Gabon : Oligui Nguema prône l’écoute citoyenne pour une gouvernance transparente
Libreville — Le président gabonais Brice Clotaire Oligui Nguema a récemment mis en lumière une problématique centrale pour l’avenir de la Nation : l’équilibre entre le pouvoir et la vérité citoyenne. Lors de l’inauguration du projet immobilier de Bikélé, qui prévoit la construction de 3 100 logements, il a rappelé avec force que l’action publique ne peut progresser sans une remise en question honnête et régulière.
Interpellé par le journaliste Chamberlain Moukouma, il a souligné que le rôle du dirigeant ne se limite pas à recueillir des louanges, mais inclut également l’accueil des critiques constructives. Une position qui dépasse le simple cadre rhétorique pour s’inscrire dans une démarche concrète de bonne gouvernance.

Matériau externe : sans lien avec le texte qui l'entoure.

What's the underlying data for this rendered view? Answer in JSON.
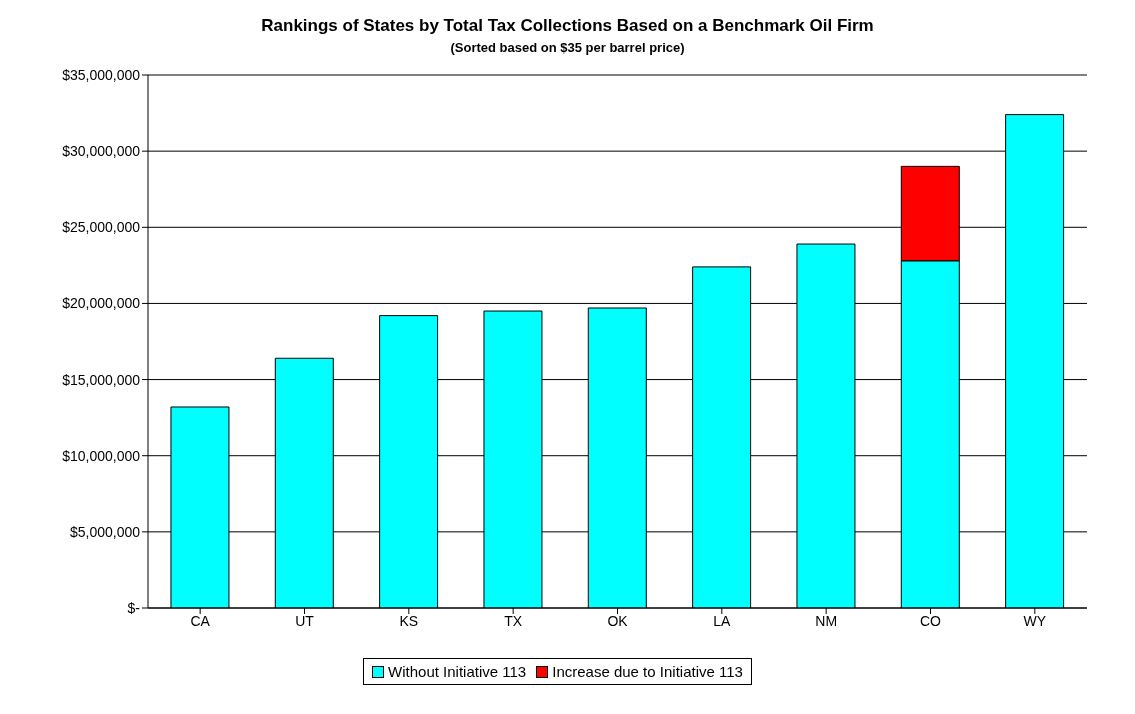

Rompre avec l’autosatisfaction politique
En affirmant qu’il est essentiel de lui signaler ses erreurs pour qu’il puisse s’amender, le président Oligui Nguema a clairement marqué sa volonté de rompre avec une tradition où le pouvoir est rarement questionné. Cette déclaration marque un tournant symbolique : l’applaudissement systématique n’est plus perçu comme un gage de réussite, mais comme un risque de dérive collective.
La gouvernance, selon lui, doit reposer sur une dynamique de responsabilité partagée, où chaque citoyen devient un acteur à part entière du développement national. Cette vision place la franchise et la transparence au cœur de la relation entre l’État et la population.

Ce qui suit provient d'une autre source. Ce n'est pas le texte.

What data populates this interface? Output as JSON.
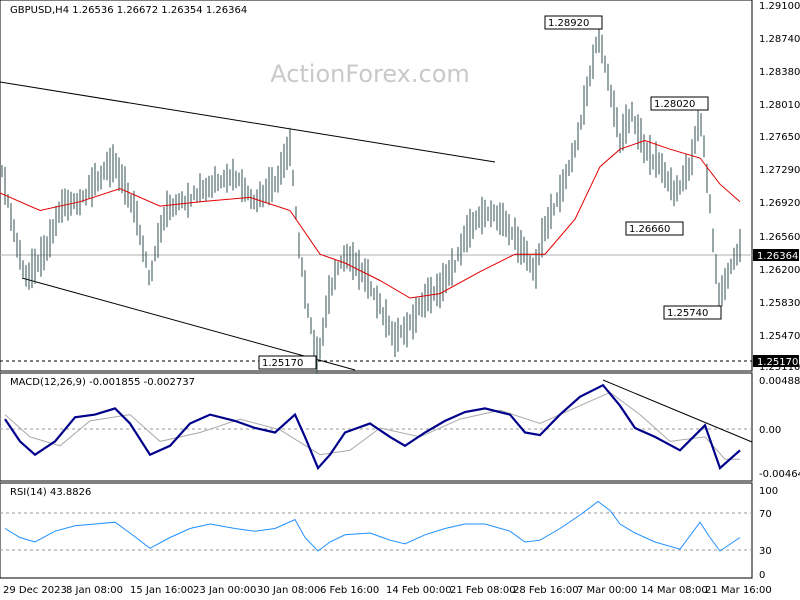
{
  "watermark": "ActionForex.com",
  "main_header": "GBPUSD,H4 1.26536 1.26672 1.26354 1.26364",
  "macd_header": "MACD(12,26,9) -0.001855 -0.002737",
  "rsi_header": "RSI(14) 43.8826",
  "x_tick_labels": [
    "29 Dec 2023",
    "8 Jan 08:00",
    "15 Jan 16:00",
    "23 Jan 00:00",
    "30 Jan 08:00",
    "6 Feb 16:00",
    "14 Feb 00:00",
    "21 Feb 08:00",
    "28 Feb 16:00",
    "7 Mar 00:00",
    "14 Mar 08:00",
    "21 Mar 16:00"
  ],
  "price_axis_labels": [
    "1.29100",
    "1.28740",
    "1.28380",
    "1.28010",
    "1.27650",
    "1.27290",
    "1.26920",
    "1.26560",
    "1.26200",
    "1.25830",
    "1.25470",
    "1.25110"
  ],
  "macd_axis_labels": [
    "0.004884",
    "0.00",
    "-0.004645"
  ],
  "rsi_axis_labels": [
    "100",
    "70",
    "30",
    "0"
  ],
  "current_price_label": "1.26364",
  "support_label": "1.25170",
  "annotations": [
    "1.28920",
    "1.28020",
    "1.26660",
    "1.25740",
    "1.25170"
  ],
  "colors": {
    "candles": "#2f4f4f",
    "sma": "#e00000",
    "macd": "#00008b",
    "signal": "#a9a9a9",
    "rsi": "#1e90ff",
    "grid": "#999999"
  },
  "chart_data": [
    {
      "type": "line",
      "title": "GBPUSD,H4",
      "series": [
        {
          "name": "GBPUSD",
          "points": [
            [
              0,
              1.2745
            ],
            [
              10,
              1.269
            ],
            [
              25,
              1.261
            ],
            [
              45,
              1.264
            ],
            [
              60,
              1.2695
            ],
            [
              80,
              1.27
            ],
            [
              100,
              1.273
            ],
            [
              115,
              1.2745
            ],
            [
              125,
              1.272
            ],
            [
              135,
              1.269
            ],
            [
              150,
              1.261
            ],
            [
              165,
              1.269
            ],
            [
              185,
              1.27
            ],
            [
              210,
              1.272
            ],
            [
              235,
              1.273
            ],
            [
              255,
              1.27
            ],
            [
              275,
              1.272
            ],
            [
              290,
              1.276
            ],
            [
              300,
              1.264
            ],
            [
              310,
              1.256
            ],
            [
              318,
              1.252
            ],
            [
              330,
              1.26
            ],
            [
              345,
              1.264
            ],
            [
              365,
              1.262
            ],
            [
              380,
              1.258
            ],
            [
              395,
              1.254
            ],
            [
              410,
              1.256
            ],
            [
              425,
              1.259
            ],
            [
              440,
              1.26
            ],
            [
              455,
              1.263
            ],
            [
              470,
              1.267
            ],
            [
              490,
              1.269
            ],
            [
              510,
              1.267
            ],
            [
              525,
              1.264
            ],
            [
              535,
              1.262
            ],
            [
              545,
              1.267
            ],
            [
              560,
              1.271
            ],
            [
              575,
              1.276
            ],
            [
              590,
              1.284
            ],
            [
              598,
              1.2892
            ],
            [
              608,
              1.284
            ],
            [
              620,
              1.277
            ],
            [
              632,
              1.28
            ],
            [
              645,
              1.276
            ],
            [
              660,
              1.274
            ],
            [
              675,
              1.271
            ],
            [
              690,
              1.274
            ],
            [
              700,
              1.28
            ],
            [
              708,
              1.272
            ],
            [
              715,
              1.263
            ],
            [
              720,
              1.259
            ],
            [
              730,
              1.262
            ],
            [
              740,
              1.265
            ]
          ]
        },
        {
          "name": "SMA",
          "points": [
            [
              0,
              1.271
            ],
            [
              40,
              1.269
            ],
            [
              80,
              1.27
            ],
            [
              120,
              1.2715
            ],
            [
              160,
              1.2695
            ],
            [
              200,
              1.27
            ],
            [
              250,
              1.2705
            ],
            [
              290,
              1.269
            ],
            [
              320,
              1.264
            ],
            [
              345,
              1.263
            ],
            [
              380,
              1.261
            ],
            [
              410,
              1.259
            ],
            [
              440,
              1.2595
            ],
            [
              480,
              1.262
            ],
            [
              515,
              1.264
            ],
            [
              545,
              1.264
            ],
            [
              575,
              1.268
            ],
            [
              600,
              1.274
            ],
            [
              620,
              1.276
            ],
            [
              645,
              1.277
            ],
            [
              670,
              1.276
            ],
            [
              700,
              1.275
            ],
            [
              720,
              1.272
            ],
            [
              740,
              1.27
            ]
          ]
        }
      ],
      "annotations": [
        {
          "label": "1.28920",
          "x": 598,
          "y": 1.2892
        },
        {
          "label": "1.28020",
          "x": 700,
          "y": 1.2802
        },
        {
          "label": "1.26660",
          "x": 680,
          "y": 1.2666
        },
        {
          "label": "1.25740",
          "x": 718,
          "y": 1.2574
        },
        {
          "label": "1.25170",
          "x": 315,
          "y": 1.2517
        }
      ],
      "ylim": [
        1.251,
        1.291
      ]
    },
    {
      "type": "line",
      "title": "MACD(12,26,9)",
      "series": [
        {
          "name": "MACD",
          "points": [
            [
              5,
              0.001
            ],
            [
              20,
              -0.0015
            ],
            [
              35,
              -0.003
            ],
            [
              55,
              -0.0015
            ],
            [
              75,
              0.0012
            ],
            [
              95,
              0.0015
            ],
            [
              115,
              0.0022
            ],
            [
              130,
              0.0005
            ],
            [
              150,
              -0.003
            ],
            [
              170,
              -0.002
            ],
            [
              190,
              0.0005
            ],
            [
              210,
              0.0015
            ],
            [
              235,
              0.0008
            ],
            [
              255,
              0.0
            ],
            [
              275,
              -0.0005
            ],
            [
              295,
              0.0015
            ],
            [
              305,
              -0.001
            ],
            [
              318,
              -0.0045
            ],
            [
              330,
              -0.003
            ],
            [
              345,
              -0.0005
            ],
            [
              370,
              0.0005
            ],
            [
              390,
              -0.001
            ],
            [
              405,
              -0.002
            ],
            [
              425,
              -0.0005
            ],
            [
              445,
              0.0008
            ],
            [
              465,
              0.0018
            ],
            [
              485,
              0.0022
            ],
            [
              510,
              0.0015
            ],
            [
              525,
              -0.0005
            ],
            [
              540,
              -0.0008
            ],
            [
              560,
              0.0015
            ],
            [
              580,
              0.0035
            ],
            [
              603,
              0.0048
            ],
            [
              620,
              0.0025
            ],
            [
              635,
              0.0
            ],
            [
              655,
              -0.001
            ],
            [
              680,
              -0.0025
            ],
            [
              705,
              0.0003
            ],
            [
              720,
              -0.0045
            ],
            [
              740,
              -0.0025
            ]
          ]
        },
        {
          "name": "Signal",
          "points": [
            [
              5,
              0.0015
            ],
            [
              30,
              -0.001
            ],
            [
              60,
              -0.002
            ],
            [
              90,
              0.0008
            ],
            [
              130,
              0.0015
            ],
            [
              160,
              -0.0015
            ],
            [
              200,
              -0.0005
            ],
            [
              240,
              0.001
            ],
            [
              280,
              -0.0002
            ],
            [
              320,
              -0.003
            ],
            [
              350,
              -0.0025
            ],
            [
              380,
              0.0
            ],
            [
              420,
              -0.001
            ],
            [
              460,
              0.001
            ],
            [
              500,
              0.002
            ],
            [
              540,
              0.0005
            ],
            [
              580,
              0.0025
            ],
            [
              610,
              0.004
            ],
            [
              640,
              0.0015
            ],
            [
              670,
              -0.0015
            ],
            [
              705,
              -0.001
            ],
            [
              725,
              -0.0035
            ],
            [
              740,
              -0.0035
            ]
          ]
        }
      ],
      "ylim": [
        -0.0055,
        0.0055
      ]
    },
    {
      "type": "line",
      "title": "RSI(14)",
      "series": [
        {
          "name": "RSI",
          "points": [
            [
              5,
              55
            ],
            [
              20,
              45
            ],
            [
              35,
              40
            ],
            [
              55,
              52
            ],
            [
              75,
              58
            ],
            [
              95,
              60
            ],
            [
              115,
              62
            ],
            [
              130,
              50
            ],
            [
              150,
              33
            ],
            [
              170,
              45
            ],
            [
              190,
              55
            ],
            [
              210,
              60
            ],
            [
              235,
              55
            ],
            [
              255,
              52
            ],
            [
              275,
              55
            ],
            [
              295,
              65
            ],
            [
              305,
              45
            ],
            [
              318,
              30
            ],
            [
              330,
              40
            ],
            [
              345,
              48
            ],
            [
              370,
              50
            ],
            [
              390,
              42
            ],
            [
              405,
              38
            ],
            [
              425,
              48
            ],
            [
              445,
              55
            ],
            [
              465,
              60
            ],
            [
              485,
              60
            ],
            [
              510,
              52
            ],
            [
              525,
              40
            ],
            [
              540,
              42
            ],
            [
              560,
              55
            ],
            [
              580,
              70
            ],
            [
              598,
              85
            ],
            [
              610,
              75
            ],
            [
              620,
              60
            ],
            [
              635,
              50
            ],
            [
              655,
              40
            ],
            [
              680,
              32
            ],
            [
              700,
              62
            ],
            [
              710,
              45
            ],
            [
              720,
              30
            ],
            [
              740,
              45
            ]
          ]
        }
      ],
      "ylim": [
        0,
        100
      ]
    }
  ]
}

La critique, un devoir citoyen au service du progrès
Le chef de l’État a réhabilité l’idée d’une critique constructive, loin de toute logique conflictuelle. Dans cette perspective, le débat public n’est plus un terrain de confrontations stériles, mais un espace où s’exerce un contrôle citoyen permanent sur l’action gouvernementale.
Un peuple mature, selon cette philosophie, est celui qui sait distinguer les avancées des dysfonctionnements, contribuant ainsi à l’amélioration continue des politiques publiques. Cependant, cette approche nécessite une transformation culturelle profonde, où médias, société civile et citoyens adoptent une posture d’objectivité et de responsabilité collective.
Une nouvelle dynamique pour le dialogue national
Au-delà des mots, cette déclaration présidentielle dessine les contours d’une gouvernance innovante, fondée sur l’écoute active et la participation citoyenne. Le développement du Gabon ne dépend plus uniquement des décisions étatiques, mais d’un échange constant entre gouvernants et gouvernés.
Cette philosophie s’illustre également dans la diffusion de cette interview par Chamberlain Moukouma sur les réseaux sociaux, où elle est présentée comme un outil d’éducation civique. L’objectif ? Construire un espace public plus informé et plus engagé, où chacun comprend son rôle dans l’édification de la Nation.
En résumé, cette prise de parole présidentielle invite à repenser les fondements de la culture politique gabonaise autour de trois piliers : reconnaître les succès, pointer les insuffisances, et agir toujours dans l’intérêt supérieur du pays. Dans un contexte où les postures politiques dominent souvent le débat, cette invitation à la vérité partagée représente un test de maturité pour la démocratie gabonaise.
Elle positionne le citoyen non pas comme un simple spectateur, mais comme un partenaire actif dans l’amélioration continue de l’action publique.